Depuis que 28 personnes, appartenant à un même groupe ethnique selon des informations concordantes, ont été tuées à Nouna au lendemain d’une attaque terroriste contre un quartier général de dozos, la question de la stigmatisation en lien avec la lutte contre le terrorisme occupe grandement l’actualité. Chacun y va de ses analyses et commentaires avec l’objectif de renforcer la cohésion sociale. Dans cette tribune, Paz Hien, un internaute donne son opinion sur le sujet.

Selon l’auteur de la tribune, ”tenir un discours stigmatisant peut être un terreau fertile au terrorisme” (Source photo d’illustration: Studio Yafa)
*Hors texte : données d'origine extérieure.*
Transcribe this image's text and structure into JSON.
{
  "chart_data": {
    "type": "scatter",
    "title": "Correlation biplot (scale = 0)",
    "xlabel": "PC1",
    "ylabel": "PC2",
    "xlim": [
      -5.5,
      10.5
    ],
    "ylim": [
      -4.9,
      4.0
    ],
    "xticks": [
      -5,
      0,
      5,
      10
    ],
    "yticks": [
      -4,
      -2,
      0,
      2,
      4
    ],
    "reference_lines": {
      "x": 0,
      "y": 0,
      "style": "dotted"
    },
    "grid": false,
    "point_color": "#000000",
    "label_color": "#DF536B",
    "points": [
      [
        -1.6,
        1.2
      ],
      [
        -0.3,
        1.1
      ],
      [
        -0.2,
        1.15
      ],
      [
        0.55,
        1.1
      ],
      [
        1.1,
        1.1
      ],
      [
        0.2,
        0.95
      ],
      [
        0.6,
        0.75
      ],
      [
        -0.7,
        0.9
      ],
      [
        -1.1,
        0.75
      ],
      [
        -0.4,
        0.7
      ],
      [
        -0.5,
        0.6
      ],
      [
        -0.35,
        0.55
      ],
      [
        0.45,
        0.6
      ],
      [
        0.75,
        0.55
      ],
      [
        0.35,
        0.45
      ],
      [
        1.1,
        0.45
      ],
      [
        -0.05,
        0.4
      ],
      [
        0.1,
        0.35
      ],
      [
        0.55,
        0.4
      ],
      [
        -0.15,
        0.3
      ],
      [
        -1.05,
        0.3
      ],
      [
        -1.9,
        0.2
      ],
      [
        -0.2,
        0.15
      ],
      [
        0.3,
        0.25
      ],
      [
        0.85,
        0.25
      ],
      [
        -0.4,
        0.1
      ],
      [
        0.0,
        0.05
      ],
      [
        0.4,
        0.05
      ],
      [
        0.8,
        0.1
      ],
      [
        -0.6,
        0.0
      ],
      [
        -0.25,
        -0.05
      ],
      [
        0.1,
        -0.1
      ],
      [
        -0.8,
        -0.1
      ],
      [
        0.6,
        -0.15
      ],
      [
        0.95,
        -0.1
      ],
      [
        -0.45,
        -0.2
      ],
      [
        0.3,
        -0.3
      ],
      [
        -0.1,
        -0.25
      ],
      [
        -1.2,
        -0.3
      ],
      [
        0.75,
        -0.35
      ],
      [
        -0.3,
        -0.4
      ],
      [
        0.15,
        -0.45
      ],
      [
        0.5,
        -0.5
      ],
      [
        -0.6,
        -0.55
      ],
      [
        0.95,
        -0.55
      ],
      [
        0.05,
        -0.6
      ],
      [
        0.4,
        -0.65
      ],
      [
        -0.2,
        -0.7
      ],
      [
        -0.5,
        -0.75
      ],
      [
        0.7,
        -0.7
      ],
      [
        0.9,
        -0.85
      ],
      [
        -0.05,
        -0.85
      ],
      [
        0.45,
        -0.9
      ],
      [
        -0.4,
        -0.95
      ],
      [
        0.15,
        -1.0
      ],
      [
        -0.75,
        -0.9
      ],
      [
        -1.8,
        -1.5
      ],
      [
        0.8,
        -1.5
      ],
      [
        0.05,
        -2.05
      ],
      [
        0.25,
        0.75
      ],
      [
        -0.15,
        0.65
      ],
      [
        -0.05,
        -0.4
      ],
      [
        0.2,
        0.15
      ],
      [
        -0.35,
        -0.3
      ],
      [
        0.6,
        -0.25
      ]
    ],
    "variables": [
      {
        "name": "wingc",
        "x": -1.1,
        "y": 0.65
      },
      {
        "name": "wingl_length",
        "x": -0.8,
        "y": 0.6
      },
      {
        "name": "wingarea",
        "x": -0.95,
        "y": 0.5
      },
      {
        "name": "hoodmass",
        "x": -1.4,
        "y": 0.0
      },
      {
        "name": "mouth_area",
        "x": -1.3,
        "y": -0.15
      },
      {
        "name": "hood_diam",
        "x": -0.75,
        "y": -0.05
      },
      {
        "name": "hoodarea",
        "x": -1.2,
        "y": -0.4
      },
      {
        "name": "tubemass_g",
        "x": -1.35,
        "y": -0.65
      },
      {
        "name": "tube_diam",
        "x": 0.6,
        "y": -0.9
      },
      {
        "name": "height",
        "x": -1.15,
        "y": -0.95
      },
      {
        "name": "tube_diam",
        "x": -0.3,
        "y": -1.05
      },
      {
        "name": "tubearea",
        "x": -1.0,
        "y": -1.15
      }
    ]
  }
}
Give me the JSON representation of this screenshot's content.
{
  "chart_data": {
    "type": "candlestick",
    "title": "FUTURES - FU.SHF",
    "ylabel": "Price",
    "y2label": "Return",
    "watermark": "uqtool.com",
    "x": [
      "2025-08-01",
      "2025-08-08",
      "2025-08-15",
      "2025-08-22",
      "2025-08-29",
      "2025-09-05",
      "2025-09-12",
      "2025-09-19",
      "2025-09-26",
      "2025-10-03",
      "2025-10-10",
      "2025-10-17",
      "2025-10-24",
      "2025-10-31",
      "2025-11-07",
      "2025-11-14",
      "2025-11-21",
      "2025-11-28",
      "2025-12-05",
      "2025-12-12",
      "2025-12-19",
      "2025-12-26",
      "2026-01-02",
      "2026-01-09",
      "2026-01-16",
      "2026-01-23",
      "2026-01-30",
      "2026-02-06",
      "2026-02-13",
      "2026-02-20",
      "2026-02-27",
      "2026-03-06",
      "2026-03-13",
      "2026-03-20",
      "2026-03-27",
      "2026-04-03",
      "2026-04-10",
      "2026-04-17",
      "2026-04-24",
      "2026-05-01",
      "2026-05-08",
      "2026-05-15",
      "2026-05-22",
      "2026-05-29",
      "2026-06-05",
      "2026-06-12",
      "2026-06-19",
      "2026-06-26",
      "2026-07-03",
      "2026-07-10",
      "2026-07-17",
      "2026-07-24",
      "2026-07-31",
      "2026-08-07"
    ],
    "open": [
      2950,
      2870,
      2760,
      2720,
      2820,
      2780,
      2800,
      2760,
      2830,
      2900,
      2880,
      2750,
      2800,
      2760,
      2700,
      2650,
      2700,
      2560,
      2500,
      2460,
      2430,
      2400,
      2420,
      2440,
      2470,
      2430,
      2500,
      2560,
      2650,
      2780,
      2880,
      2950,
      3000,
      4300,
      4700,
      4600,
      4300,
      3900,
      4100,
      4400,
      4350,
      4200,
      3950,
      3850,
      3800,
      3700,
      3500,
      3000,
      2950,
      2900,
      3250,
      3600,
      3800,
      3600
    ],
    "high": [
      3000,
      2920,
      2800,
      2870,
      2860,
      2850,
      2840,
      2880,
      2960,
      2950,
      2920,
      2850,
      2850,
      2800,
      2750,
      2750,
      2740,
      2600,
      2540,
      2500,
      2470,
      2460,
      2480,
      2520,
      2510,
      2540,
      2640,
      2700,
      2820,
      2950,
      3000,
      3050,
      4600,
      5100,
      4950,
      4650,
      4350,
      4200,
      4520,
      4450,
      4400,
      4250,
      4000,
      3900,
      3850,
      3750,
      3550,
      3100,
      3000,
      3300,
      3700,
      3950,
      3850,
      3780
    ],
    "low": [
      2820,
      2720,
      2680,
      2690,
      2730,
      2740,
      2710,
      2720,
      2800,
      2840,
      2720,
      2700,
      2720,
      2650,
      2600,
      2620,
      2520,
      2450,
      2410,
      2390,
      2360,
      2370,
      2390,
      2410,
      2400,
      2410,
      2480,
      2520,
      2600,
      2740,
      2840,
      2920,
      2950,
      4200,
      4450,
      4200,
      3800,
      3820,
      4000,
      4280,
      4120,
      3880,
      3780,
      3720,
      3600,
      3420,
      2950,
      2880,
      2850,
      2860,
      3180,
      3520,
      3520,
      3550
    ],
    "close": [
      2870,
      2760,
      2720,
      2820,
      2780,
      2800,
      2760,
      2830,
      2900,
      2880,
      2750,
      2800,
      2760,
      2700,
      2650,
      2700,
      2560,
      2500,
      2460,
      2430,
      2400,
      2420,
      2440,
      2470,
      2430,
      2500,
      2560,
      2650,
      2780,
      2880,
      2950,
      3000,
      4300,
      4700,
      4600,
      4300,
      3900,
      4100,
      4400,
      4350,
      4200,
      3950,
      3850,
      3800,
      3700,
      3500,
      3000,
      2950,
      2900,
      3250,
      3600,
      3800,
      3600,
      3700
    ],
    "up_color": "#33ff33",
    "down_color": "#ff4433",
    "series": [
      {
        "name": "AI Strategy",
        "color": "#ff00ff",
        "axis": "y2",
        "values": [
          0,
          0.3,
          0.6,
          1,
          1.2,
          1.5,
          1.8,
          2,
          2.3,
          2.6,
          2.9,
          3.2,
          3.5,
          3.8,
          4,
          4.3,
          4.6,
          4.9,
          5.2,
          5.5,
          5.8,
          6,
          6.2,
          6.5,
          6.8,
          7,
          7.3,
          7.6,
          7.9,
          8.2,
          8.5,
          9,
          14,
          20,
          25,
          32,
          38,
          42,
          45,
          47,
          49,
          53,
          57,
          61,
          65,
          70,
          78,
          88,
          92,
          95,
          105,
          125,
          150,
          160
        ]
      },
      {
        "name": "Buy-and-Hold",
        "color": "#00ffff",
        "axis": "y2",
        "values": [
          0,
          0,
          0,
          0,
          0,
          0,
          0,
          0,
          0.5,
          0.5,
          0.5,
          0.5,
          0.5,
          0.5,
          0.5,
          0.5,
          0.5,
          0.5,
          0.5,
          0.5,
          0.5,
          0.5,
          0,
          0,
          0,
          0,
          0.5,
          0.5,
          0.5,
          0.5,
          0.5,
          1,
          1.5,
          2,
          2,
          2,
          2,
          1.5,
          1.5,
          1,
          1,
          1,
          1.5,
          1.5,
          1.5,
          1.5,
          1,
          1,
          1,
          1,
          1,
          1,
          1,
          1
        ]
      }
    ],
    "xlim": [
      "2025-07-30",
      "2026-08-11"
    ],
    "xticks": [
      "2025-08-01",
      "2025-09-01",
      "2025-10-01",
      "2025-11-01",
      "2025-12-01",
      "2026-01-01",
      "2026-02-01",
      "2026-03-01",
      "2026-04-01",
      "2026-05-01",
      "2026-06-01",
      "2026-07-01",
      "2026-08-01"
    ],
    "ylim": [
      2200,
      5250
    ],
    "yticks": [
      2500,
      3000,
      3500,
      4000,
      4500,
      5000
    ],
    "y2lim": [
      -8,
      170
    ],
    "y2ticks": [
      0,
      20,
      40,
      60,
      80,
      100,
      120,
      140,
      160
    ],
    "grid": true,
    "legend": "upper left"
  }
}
Cela a été dit et répété à maintes reprises. Certains ont fini par comprendre et changer leur perception et leur langage; d’autres ont compris mais ont refusé de changer leur langage en toute mauvaise foi. Enfin certains n’ont toujours pas compris et c’est à eux que je souhaite m’adresser car j’estime que c’est méchant de laisser les peulh se défendre seuls face à toute cette vague de stigmatisation; c’est une autre forme de complicité à leur supplice. C’est aussi vrai par ailleurs qu’il y’a des peulh non-terroristes mais dont le langage ne facilite pas la défense des peulh innocents face au terrorisme.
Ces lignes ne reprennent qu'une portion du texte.